Ay, perdón, dijo, con la voz meliflua. El líquido ámbar manchó la libretita, empezó a
diluir el dibujo que la mujer ni miró. ¿Bailamos, guapo? Miré a Víctor: me hizo un
movimiento de asentimiento casi imperceptible. Tomé la mano que se me ofrecía.
Estaba tibia y húmeda. Nos abrimos paso entre las mesas llenas de borrachos que
miraban con ojos lascivos a la chica, que le decían frases obscenas. La espalda desnuda
como un vasto desierto, la hendidura de la columna vertebral, el trasero abundante,
redondo. El cabello derramándose como una lluvia dorada. Las voces de Los Panchos
interpretando Solamente una vez. Puse una mano sobre su hombro y la otra en su
cintura. Sentí arder su piel bajo mis manos. Los cuerpos moviéndose al vaivén de la
música como una barca sobre las olas. La cara bonita, los ojos verdes e inmensos, la
boca de fresa. Medio loco tu compañero de juerga, ¿no? Su aliento tibio abrasándome el
rostro. ¿Quién, el pintor? ¿Es pintor? Aja. ¿No lo conoces? No, ¿quién será? ¿Qué pinta,
casas? Cuadros. La risita aguda, chillona, los senos agitándose, saltando. Pintor como
Picasso, Dalí, Leonardo da Vinci. ¡Pintor! No me hagas reír así que me hago pis. Qué va
a ser pintor el cara de sapo ese. Lo es. Y tú eres su musa. Te quiere pintar. ¿Estás loco o
qué, ah? Es que le recuerdas a Marilyn, su ex. ¿Qué Marilyn? Monroe. ¿Marilyn
Monroe, la actriz? Aja. Se dobló de la risa. Oye, tú estás más chiflado que el cara de
sapo ese. ¿Sabes?: no quiero perder mi tiempo ni que lo pierdas tú. ¿Tienes para pagarte
un polvo? Metí la mano a uno de mis bolsillos, saqué el puñado de monedas y billetes
que había juntado durante todo el día y los puse en su escote. Ahí tienes para más de un
polvo, le dije. Víctor no pide mucho... Soltó una carcajada que atrajo todas las miradas.

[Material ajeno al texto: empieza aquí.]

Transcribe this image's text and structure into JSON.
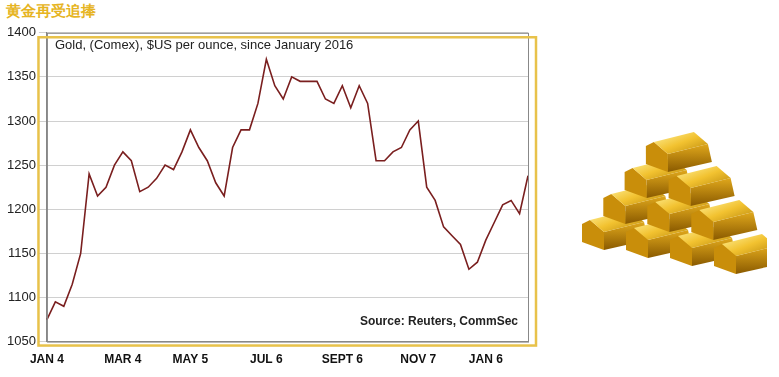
{
  "chart_data": {
    "type": "line",
    "title": "黄金再受追捧",
    "subtitle": "Gold, (Comex), $US per ounce, since January 2016",
    "annotations": [
      "Source: Reuters, CommSec"
    ],
    "categories": [
      "JAN 4",
      null,
      null,
      null,
      null,
      null,
      null,
      null,
      null,
      "MAR 4",
      null,
      null,
      null,
      null,
      null,
      null,
      null,
      "MAY 5",
      null,
      null,
      null,
      null,
      null,
      null,
      null,
      null,
      "JUL 6",
      null,
      null,
      null,
      null,
      null,
      null,
      null,
      null,
      "SEPT 6",
      null,
      null,
      null,
      null,
      null,
      null,
      null,
      null,
      "NOV 7",
      null,
      null,
      null,
      null,
      null,
      null,
      null,
      "JAN 6",
      null,
      null,
      null,
      null,
      null
    ],
    "values": [
      1075,
      1095,
      1090,
      1115,
      1150,
      1240,
      1215,
      1225,
      1250,
      1265,
      1255,
      1220,
      1225,
      1235,
      1250,
      1245,
      1265,
      1290,
      1270,
      1255,
      1230,
      1215,
      1270,
      1290,
      1290,
      1320,
      1370,
      1340,
      1325,
      1350,
      1345,
      1345,
      1345,
      1325,
      1320,
      1340,
      1315,
      1340,
      1320,
      1255,
      1255,
      1265,
      1270,
      1290,
      1300,
      1225,
      1210,
      1180,
      1170,
      1160,
      1132,
      1140,
      1165,
      1185,
      1205,
      1210,
      1195,
      1238
    ],
    "color": "#7a1f1f",
    "ylim": [
      1050,
      1400
    ],
    "yticks": [
      1050,
      1100,
      1150,
      1200,
      1250,
      1300,
      1350,
      1400
    ],
    "grid": true
  }
}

La música había cesado. Arrojó el dinero que había puesto en su escote. Dile a tu amigo
que vaya a buscar a su Marilyn, chilló. A mí que no me joda, ¿ya? Mujerzuela, le
espeté, dándome la media vuelta. Víctor me esperaba de pie. Salimos a la noche
victoriana. Era una noche cálida, de luna llena. Allí estaba el inca, apuntándonos con su
dedo acusador. Echamos a andar en dirección a La Parada. Me cansééé de rogarleee, /
me cansééé de decirleee / que yo sin ella de pena muerooo, empecé a cantar. Víctor
continuó la siguiente estrofa: Ya no quiso escucharme, / si sus labios se abrieron / fue
pa' decirme ya no te quierooo. El ladrido de un perro cortó la noche como un cuchillo.